Starting with VMware Cloud Director 10.1, if the primary database service fails, you can enable VMware Cloud Director to perform an automatic failover to a new primary.

The automatic failover eliminates the need for an administrator to initiate the failover action if the primary database service fails to perform its functions for any reason. By default, the failover mode is set to manual. You can set the failover mode to automatic or manual by using the VMware Cloud Director appliance API. See the VMware Cloud Director Appliance API Schema Reference.

Note: If your cluster is configured for automatic failover, after you deploy one or more additional cells, you must use the Appliance API to reset the cluster failover mode to Automatic. The default failover mode for new cells is Manual. If the failover mode is inconsistent across the nodes of the cluster, the cluster failover mode is Indeterminate. The Indeterminate mode can lead to inconsistent cluster states between the nodes and nodes following an old primary cell. To view the cluster failover mode, see View the VMware Cloud Director Appliance Cluster Health and Failover Mode.

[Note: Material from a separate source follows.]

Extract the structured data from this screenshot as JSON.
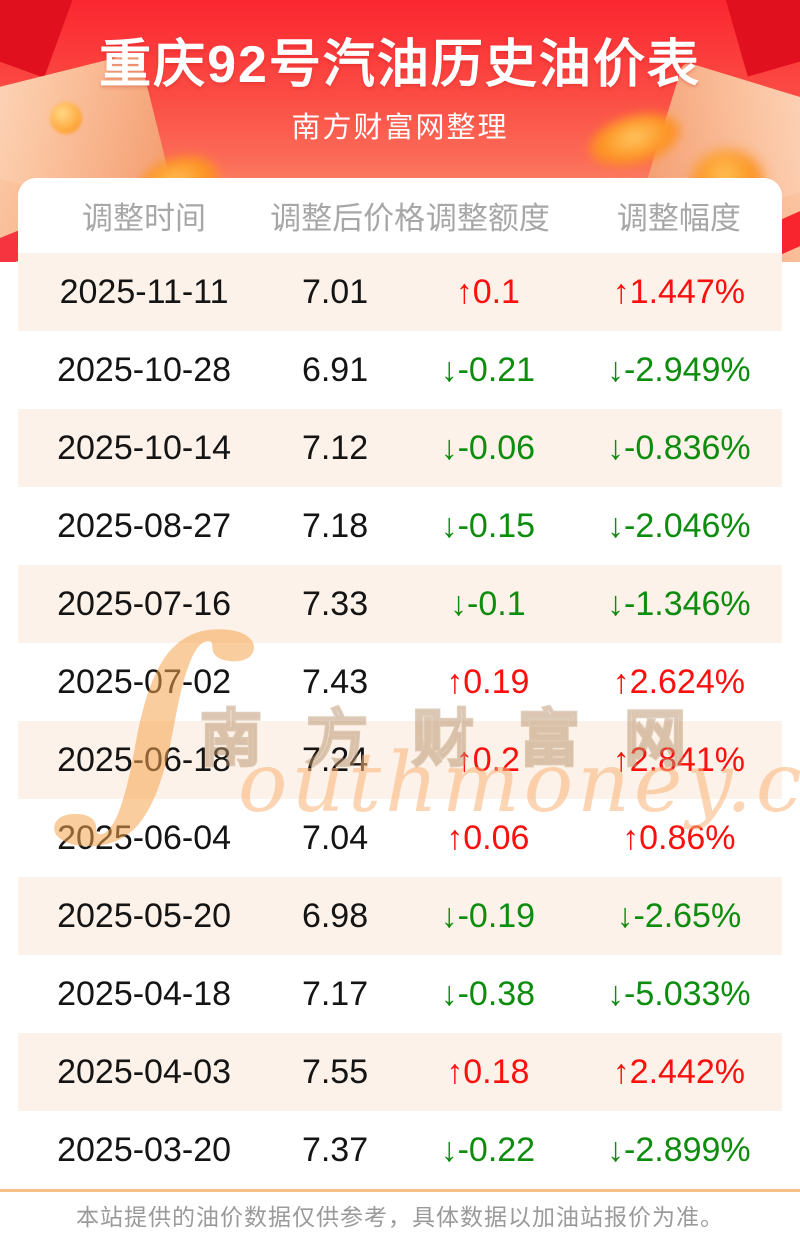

If your environment has at least two active standby cells, in case of a primary database failure, a database failover is automatically initiated. After the failover, there must be at least one active standby for the new primary database to be updatable. Under normal circumstances, your VMware Cloud Director appliance deployment must have at least two active standbys at all times. If there is only one active standby for a short period, for example, due to the failure of the primary and the promotion of one of the standbys, then the old failed primary must be replaced with a new standby as soon as possible.

When there is an active primary and at least two active standby cells, the cluster is considered to be in a Healthy state. If there is an active primary and only one active standby, the cluster is in a Degraded state. If there is another database failure while the cluster is in a Degraded state, the primary is not updatable until another standby comes online. When the primary database is not updatable, VMware Cloud Director is not available because the VMware Cloud Director cells are unable to update the database until there is at least one active standby to process a streaming replication from the primary database. The concept of a Healthy and Degraded cluster is the same whether you enable manual or automatic failover.

Figure 1. Manual and Automatic VMware Cloud Director Appliance Failover
An operational state diagram that represents the "No_Active_Primary" state of a primary after a primary database failure, the required administrator input for a standby promotion, and the manual redeployment of the failed primary. Next to it is the operational state diagram for automatic failover. The diagram displays the "No_Active_Primary" state of a primary after a primary database failure, the automatic promotion of a standby cell, and the manual redeployment of the failed primary.